BONN (June 11, 2015) – The second round of 2015 United Nations climate talks wrapped up today in Bonn, Germany. The talks focused on refining the draft negotiating text for the post-2020 agreement expected to be reached at the Paris Climate Summit in December. Negotiators also discussed ways to accelerate action on climate change before 2020, and reached final agreement on guidelines for activities to reduce deforestation in developing countries.
Below are statements by Alden Meyer, director of strategy and policy for the Union of Concerned Scientists (UCS), who has been an active observer at the international climate change negotiations since they started in 1990, and by Doug Boucher, director of UCS’s Tropical Forest and Climate Initiative.
“From floods and droughts to hurricanes, typhoons and heat waves, the impacts of climate change are increasingly evident all over the world. To limit these impacts, we need a strong, science-based agreement in Paris that sets the world on a path to fully phase out emissions from fossil fuels by mid-century, and to build a global economy based on clean renewable energy sources.
“We saw leadership from the G-7 countries on this front at the beginning of this week, as they called for decarbonization of the global economy and committed to develop their own national long-term low-carbon strategies. But much more needs to be done, both by these and other leaders, if we are to make this necessary transition a reality.
“Negotiators made some progress these past two weeks on refining text for the post-2020 climate agreement, but it’s now time to move to a higher gear. There remain deep and long-standing divisions on key issues—among them, how to ramp up action to reduce emissions, how to substantially increase climate finance for both mitigation and adaptation activities in developing countries, and how to help vulnerable communities deal with the climate impacts they will continue to experience in the years ahead. Ministers and national leaders must actively engage with each other over the summer to provide political guidance on these and other key issues, so that their negotiators can pick up the pace when they return to Bonn in late August.”
“The three REDD+ decisions, on social safeguards, non-carbon benefits and integrating mitigation with adaptation in the forest sector, are the final elements of a process that started 8 years ago in Bali.
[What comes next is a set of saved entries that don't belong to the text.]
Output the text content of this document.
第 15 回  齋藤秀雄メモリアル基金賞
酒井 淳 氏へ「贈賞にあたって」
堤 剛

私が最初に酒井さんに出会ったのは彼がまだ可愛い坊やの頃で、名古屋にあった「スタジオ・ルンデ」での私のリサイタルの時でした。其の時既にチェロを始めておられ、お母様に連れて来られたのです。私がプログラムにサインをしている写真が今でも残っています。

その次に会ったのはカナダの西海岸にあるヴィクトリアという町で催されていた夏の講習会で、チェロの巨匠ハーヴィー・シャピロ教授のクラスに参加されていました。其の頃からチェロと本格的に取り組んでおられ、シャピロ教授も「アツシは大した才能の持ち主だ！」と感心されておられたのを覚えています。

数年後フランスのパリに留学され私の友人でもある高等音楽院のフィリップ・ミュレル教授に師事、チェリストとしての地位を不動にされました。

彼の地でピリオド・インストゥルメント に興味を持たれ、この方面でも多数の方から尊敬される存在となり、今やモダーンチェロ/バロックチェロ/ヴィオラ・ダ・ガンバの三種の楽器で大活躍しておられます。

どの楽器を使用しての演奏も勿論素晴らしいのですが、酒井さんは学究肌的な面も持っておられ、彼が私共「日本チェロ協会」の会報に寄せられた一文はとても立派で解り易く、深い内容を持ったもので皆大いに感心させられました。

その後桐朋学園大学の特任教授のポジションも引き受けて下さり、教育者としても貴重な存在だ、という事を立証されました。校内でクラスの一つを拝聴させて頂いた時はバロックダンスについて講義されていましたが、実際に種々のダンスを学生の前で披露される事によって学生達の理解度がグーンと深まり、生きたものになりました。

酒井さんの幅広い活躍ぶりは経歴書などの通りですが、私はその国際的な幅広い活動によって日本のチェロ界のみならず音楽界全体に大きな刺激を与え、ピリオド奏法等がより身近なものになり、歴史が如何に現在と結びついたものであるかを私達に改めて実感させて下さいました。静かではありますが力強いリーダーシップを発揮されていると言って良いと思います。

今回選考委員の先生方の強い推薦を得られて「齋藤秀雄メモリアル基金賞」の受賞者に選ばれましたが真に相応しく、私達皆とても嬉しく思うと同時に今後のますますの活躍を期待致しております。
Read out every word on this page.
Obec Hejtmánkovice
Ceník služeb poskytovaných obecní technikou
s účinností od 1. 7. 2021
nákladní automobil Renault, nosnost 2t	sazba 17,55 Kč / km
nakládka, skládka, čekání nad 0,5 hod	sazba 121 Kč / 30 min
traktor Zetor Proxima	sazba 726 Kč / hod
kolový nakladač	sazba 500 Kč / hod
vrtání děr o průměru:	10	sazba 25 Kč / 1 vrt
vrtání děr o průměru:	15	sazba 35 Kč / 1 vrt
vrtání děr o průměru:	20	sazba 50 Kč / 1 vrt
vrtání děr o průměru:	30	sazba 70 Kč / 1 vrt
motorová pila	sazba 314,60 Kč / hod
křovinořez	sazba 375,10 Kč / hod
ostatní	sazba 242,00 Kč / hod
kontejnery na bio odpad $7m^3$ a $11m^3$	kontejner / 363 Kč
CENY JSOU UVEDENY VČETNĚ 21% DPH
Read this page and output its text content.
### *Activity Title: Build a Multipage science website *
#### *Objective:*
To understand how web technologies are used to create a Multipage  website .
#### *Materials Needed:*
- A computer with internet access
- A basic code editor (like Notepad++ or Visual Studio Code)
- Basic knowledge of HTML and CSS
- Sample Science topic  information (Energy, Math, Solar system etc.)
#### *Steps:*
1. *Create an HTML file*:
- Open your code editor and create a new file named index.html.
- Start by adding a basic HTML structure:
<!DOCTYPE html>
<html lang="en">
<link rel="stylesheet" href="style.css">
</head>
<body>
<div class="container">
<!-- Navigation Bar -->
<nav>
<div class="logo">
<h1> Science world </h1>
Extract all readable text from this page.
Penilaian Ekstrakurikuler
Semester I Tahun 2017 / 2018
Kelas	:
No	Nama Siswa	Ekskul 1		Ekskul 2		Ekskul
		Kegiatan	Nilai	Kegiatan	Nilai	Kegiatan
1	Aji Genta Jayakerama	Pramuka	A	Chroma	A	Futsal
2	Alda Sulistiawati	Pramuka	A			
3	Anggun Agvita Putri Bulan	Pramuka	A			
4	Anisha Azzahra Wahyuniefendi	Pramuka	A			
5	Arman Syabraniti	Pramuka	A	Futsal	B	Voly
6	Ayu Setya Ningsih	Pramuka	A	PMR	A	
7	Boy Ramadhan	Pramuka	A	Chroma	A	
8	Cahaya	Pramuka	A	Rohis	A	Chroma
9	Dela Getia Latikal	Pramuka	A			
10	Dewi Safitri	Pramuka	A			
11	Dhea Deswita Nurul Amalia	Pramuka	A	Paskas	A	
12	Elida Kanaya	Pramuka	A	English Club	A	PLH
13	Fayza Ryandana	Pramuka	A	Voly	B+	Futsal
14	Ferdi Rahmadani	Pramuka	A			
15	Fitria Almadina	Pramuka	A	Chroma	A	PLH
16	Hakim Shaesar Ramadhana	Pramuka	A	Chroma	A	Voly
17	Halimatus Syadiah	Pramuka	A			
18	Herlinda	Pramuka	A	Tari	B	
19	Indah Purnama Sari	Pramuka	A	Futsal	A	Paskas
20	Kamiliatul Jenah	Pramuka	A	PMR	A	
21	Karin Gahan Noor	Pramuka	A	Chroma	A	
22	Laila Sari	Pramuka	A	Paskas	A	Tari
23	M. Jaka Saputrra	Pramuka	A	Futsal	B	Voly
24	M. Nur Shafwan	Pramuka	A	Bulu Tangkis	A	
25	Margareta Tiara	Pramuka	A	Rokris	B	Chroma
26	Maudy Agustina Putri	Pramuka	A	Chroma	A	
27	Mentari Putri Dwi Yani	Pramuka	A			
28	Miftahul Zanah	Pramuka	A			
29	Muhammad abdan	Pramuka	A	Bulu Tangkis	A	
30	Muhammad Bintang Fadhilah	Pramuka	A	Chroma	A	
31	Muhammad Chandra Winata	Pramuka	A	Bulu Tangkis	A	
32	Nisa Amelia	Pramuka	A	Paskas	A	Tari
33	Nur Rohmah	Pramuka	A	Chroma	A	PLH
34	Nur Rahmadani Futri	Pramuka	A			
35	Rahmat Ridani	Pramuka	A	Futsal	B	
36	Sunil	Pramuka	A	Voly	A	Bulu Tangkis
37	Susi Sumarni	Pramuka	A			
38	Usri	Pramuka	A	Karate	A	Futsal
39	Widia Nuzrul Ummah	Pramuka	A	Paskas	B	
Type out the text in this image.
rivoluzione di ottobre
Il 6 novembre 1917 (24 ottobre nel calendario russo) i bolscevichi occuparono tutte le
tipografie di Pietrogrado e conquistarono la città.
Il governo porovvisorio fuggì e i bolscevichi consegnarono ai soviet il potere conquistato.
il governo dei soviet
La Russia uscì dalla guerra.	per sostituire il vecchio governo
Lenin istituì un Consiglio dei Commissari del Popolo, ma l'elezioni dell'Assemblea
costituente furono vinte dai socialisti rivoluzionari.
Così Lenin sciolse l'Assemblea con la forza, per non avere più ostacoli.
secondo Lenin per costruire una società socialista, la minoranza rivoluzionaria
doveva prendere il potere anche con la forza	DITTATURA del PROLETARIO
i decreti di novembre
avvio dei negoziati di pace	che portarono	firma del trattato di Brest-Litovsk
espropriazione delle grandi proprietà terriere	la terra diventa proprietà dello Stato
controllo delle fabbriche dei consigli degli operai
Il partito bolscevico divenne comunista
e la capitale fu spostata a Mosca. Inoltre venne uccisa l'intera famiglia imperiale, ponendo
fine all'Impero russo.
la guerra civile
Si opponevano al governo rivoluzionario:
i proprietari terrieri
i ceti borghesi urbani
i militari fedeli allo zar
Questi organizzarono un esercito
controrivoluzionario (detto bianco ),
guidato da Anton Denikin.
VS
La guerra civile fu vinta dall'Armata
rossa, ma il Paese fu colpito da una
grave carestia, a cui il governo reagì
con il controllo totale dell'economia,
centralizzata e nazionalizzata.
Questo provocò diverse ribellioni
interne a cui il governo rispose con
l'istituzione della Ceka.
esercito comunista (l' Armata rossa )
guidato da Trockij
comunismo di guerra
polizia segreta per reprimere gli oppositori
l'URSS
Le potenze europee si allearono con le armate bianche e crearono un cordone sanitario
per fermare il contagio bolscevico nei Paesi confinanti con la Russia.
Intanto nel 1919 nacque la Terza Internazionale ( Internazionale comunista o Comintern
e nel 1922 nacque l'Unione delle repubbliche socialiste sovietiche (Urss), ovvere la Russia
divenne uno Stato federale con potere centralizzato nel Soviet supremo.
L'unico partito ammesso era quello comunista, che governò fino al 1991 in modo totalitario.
They bring to fruition the effort to agree on how to preserve forests so as to reduce the emissions from deforestation and forest degradation. This successful conclusion will not only carry forward one of the most successful and cost-effective climate solutions we have, but also can serve as a model for how negotiators can reach agreement on the broader climate issues in Paris. So it’s good for the climate, good for the world’s forest and good for international cooperation.”